Don’t get me wrong, I’m not trying to shame anyone into bathroom phone abstinence. I still slip up sometimes, especially when I’m stressed or when Rob’s hogging the TV and I need to escape somewhere to check if Emma texted me back. But I’m starting to value these little pockets of mental quiet more and more.

It makes me wonder what other sacred spaces we’ve handed over to technology without even noticing. When’s the last time any of us just sat in a waiting room without immediately pulling out our phones? Or stood in line at the grocery store without scrolling through something? We’ve systematically eliminated almost every moment of potential boredom or reflection from our lives.

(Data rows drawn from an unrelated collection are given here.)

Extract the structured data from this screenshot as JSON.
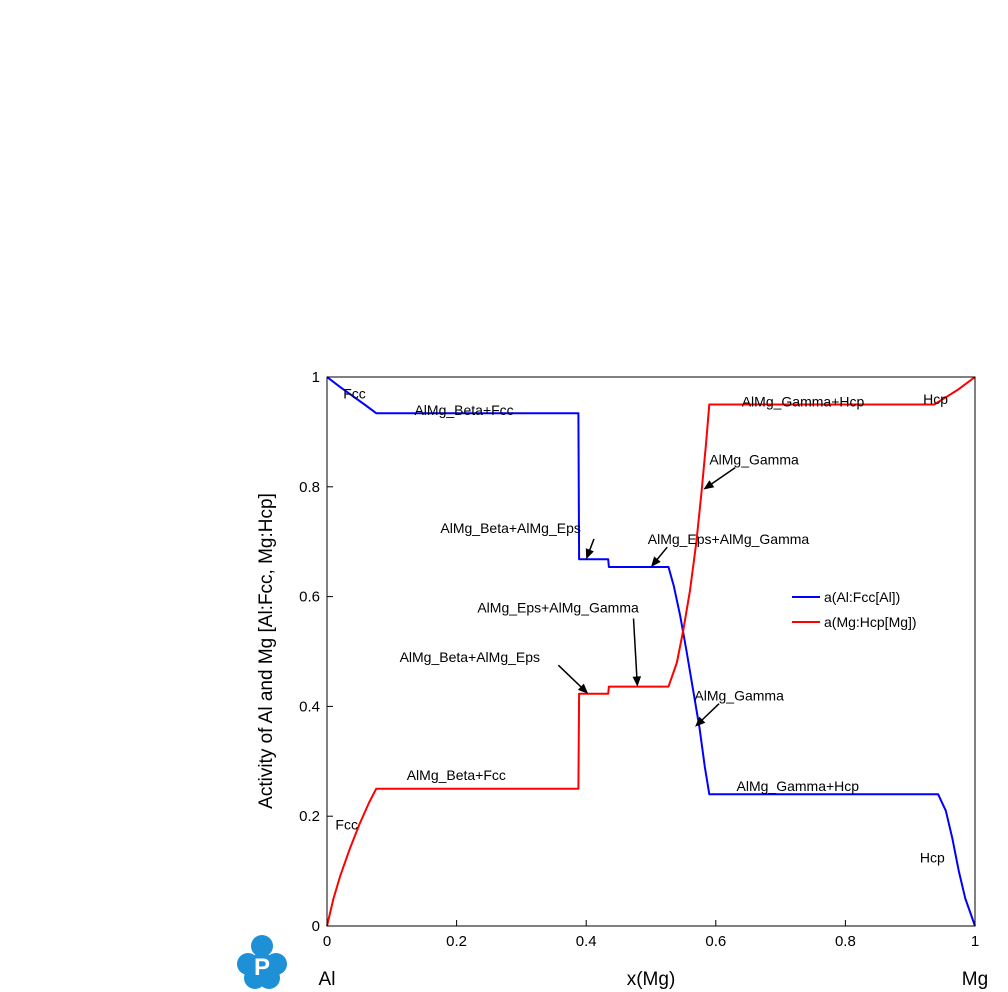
{
  "chart_data": {
    "type": "line",
    "title": "",
    "xlabel": "x(Mg)",
    "ylabel": "Activity of Al and Mg [Al:Fcc, Mg:Hcp]",
    "xlim": [
      0,
      1
    ],
    "ylim": [
      0,
      1
    ],
    "xticks": [
      "0",
      "0.2",
      "0.4",
      "0.6",
      "0.8",
      "1"
    ],
    "yticks": [
      "0",
      "0.2",
      "0.4",
      "0.6",
      "0.8",
      "1"
    ],
    "axis_end_labels": {
      "left": "Al",
      "right": "Mg"
    },
    "grid": false,
    "legend_position": "right-middle",
    "series": [
      {
        "name": "a(Al:Fcc[Al])",
        "color": "#0000ff",
        "points": [
          [
            0,
            1
          ],
          [
            0.02,
            0.982
          ],
          [
            0.04,
            0.965
          ],
          [
            0.06,
            0.948
          ],
          [
            0.076,
            0.934
          ],
          [
            0.388,
            0.934
          ],
          [
            0.389,
            0.668
          ],
          [
            0.434,
            0.668
          ],
          [
            0.435,
            0.654
          ],
          [
            0.527,
            0.654
          ],
          [
            0.535,
            0.62
          ],
          [
            0.545,
            0.565
          ],
          [
            0.555,
            0.5
          ],
          [
            0.565,
            0.43
          ],
          [
            0.575,
            0.36
          ],
          [
            0.583,
            0.29
          ],
          [
            0.59,
            0.24
          ],
          [
            0.943,
            0.24
          ],
          [
            0.955,
            0.21
          ],
          [
            0.965,
            0.16
          ],
          [
            0.975,
            0.1
          ],
          [
            0.985,
            0.05
          ],
          [
            1,
            0
          ]
        ]
      },
      {
        "name": "a(Mg:Hcp[Mg])",
        "color": "#ff0000",
        "points": [
          [
            0,
            0
          ],
          [
            0.01,
            0.05
          ],
          [
            0.02,
            0.09
          ],
          [
            0.035,
            0.14
          ],
          [
            0.05,
            0.185
          ],
          [
            0.065,
            0.225
          ],
          [
            0.076,
            0.25
          ],
          [
            0.388,
            0.25
          ],
          [
            0.389,
            0.423
          ],
          [
            0.434,
            0.423
          ],
          [
            0.435,
            0.436
          ],
          [
            0.527,
            0.436
          ],
          [
            0.54,
            0.48
          ],
          [
            0.55,
            0.54
          ],
          [
            0.56,
            0.61
          ],
          [
            0.57,
            0.7
          ],
          [
            0.578,
            0.79
          ],
          [
            0.585,
            0.88
          ],
          [
            0.59,
            0.95
          ],
          [
            0.937,
            0.95
          ],
          [
            0.955,
            0.963
          ],
          [
            0.975,
            0.978
          ],
          [
            1,
            1
          ]
        ]
      }
    ],
    "annotations": [
      {
        "text": "Fcc",
        "x": 0.025,
        "y": 0.97,
        "arrow": false
      },
      {
        "text": "AlMg_Beta+Fcc",
        "x": 0.135,
        "y": 0.94,
        "arrow": false
      },
      {
        "text": "AlMg_Gamma+Hcp",
        "x": 0.64,
        "y": 0.955,
        "arrow": false
      },
      {
        "text": "Hcp",
        "x": 0.92,
        "y": 0.96,
        "arrow": false
      },
      {
        "text": "AlMg_Gamma",
        "x": 0.59,
        "y": 0.85,
        "arrow": true,
        "tail": [
          0.63,
          0.835
        ],
        "head": [
          0.581,
          0.795
        ]
      },
      {
        "text": "AlMg_Beta+AlMg_Eps",
        "x": 0.175,
        "y": 0.725,
        "arrow": true,
        "tail": [
          0.412,
          0.705
        ],
        "head": [
          0.4,
          0.668
        ]
      },
      {
        "text": "AlMg_Eps+AlMg_Gamma",
        "x": 0.495,
        "y": 0.705,
        "arrow": true,
        "tail": [
          0.525,
          0.69
        ],
        "head": [
          0.5,
          0.654
        ]
      },
      {
        "text": "AlMg_Eps+AlMg_Gamma",
        "x": 0.232,
        "y": 0.58,
        "arrow": true,
        "tail": [
          0.473,
          0.56
        ],
        "head": [
          0.479,
          0.436
        ]
      },
      {
        "text": "AlMg_Beta+AlMg_Eps",
        "x": 0.112,
        "y": 0.49,
        "arrow": true,
        "tail": [
          0.357,
          0.475
        ],
        "head": [
          0.403,
          0.423
        ]
      },
      {
        "text": "AlMg_Gamma",
        "x": 0.567,
        "y": 0.42,
        "arrow": true,
        "tail": [
          0.605,
          0.405
        ],
        "head": [
          0.568,
          0.363
        ]
      },
      {
        "text": "AlMg_Beta+Fcc",
        "x": 0.123,
        "y": 0.275,
        "arrow": false
      },
      {
        "text": "AlMg_Gamma+Hcp",
        "x": 0.632,
        "y": 0.255,
        "arrow": false
      },
      {
        "text": "Fcc",
        "x": 0.013,
        "y": 0.185,
        "arrow": false
      },
      {
        "text": "Hcp",
        "x": 0.915,
        "y": 0.125,
        "arrow": false
      }
    ],
    "logo": "p-cloud-logo"
  }
}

What thoughts never get a chance to form because we’re always drowning them out with external noise? What problems never get solved because we never give our brains space to work on them? What self-awareness gets lost when we’re constantly focused on other people’s lives instead of our own?

The bathroom scroll, gross as it is, represents something bigger – our complete surrender of internal life to external distraction. We’ve traded contemplation for consumption, reflection for reaction, presence for productivity. And we’ve done it so gradually that we barely noticed it happening.

Next time you feel that automatic urge to grab your phone on your way to the bathroom, maybe try leaving it behind. Just for three minutes. See what happens when you’re truly unreachable and unbothered. You might be surprised by what your brain comes up with when it’s not being constantly fed other people’s content.

And if you absolutely must bring your phone to the bathroom, for the love of all that’s holy, please wash your hands afterward. Actually, wash them twice. And maybe sanitize your phone while you’re at it. The rest of us have to live in this world too.

Trust me, your thoughts are more interesting than whatever’s on your phone. Even if it takes dropping that phone in toilet water to remember that.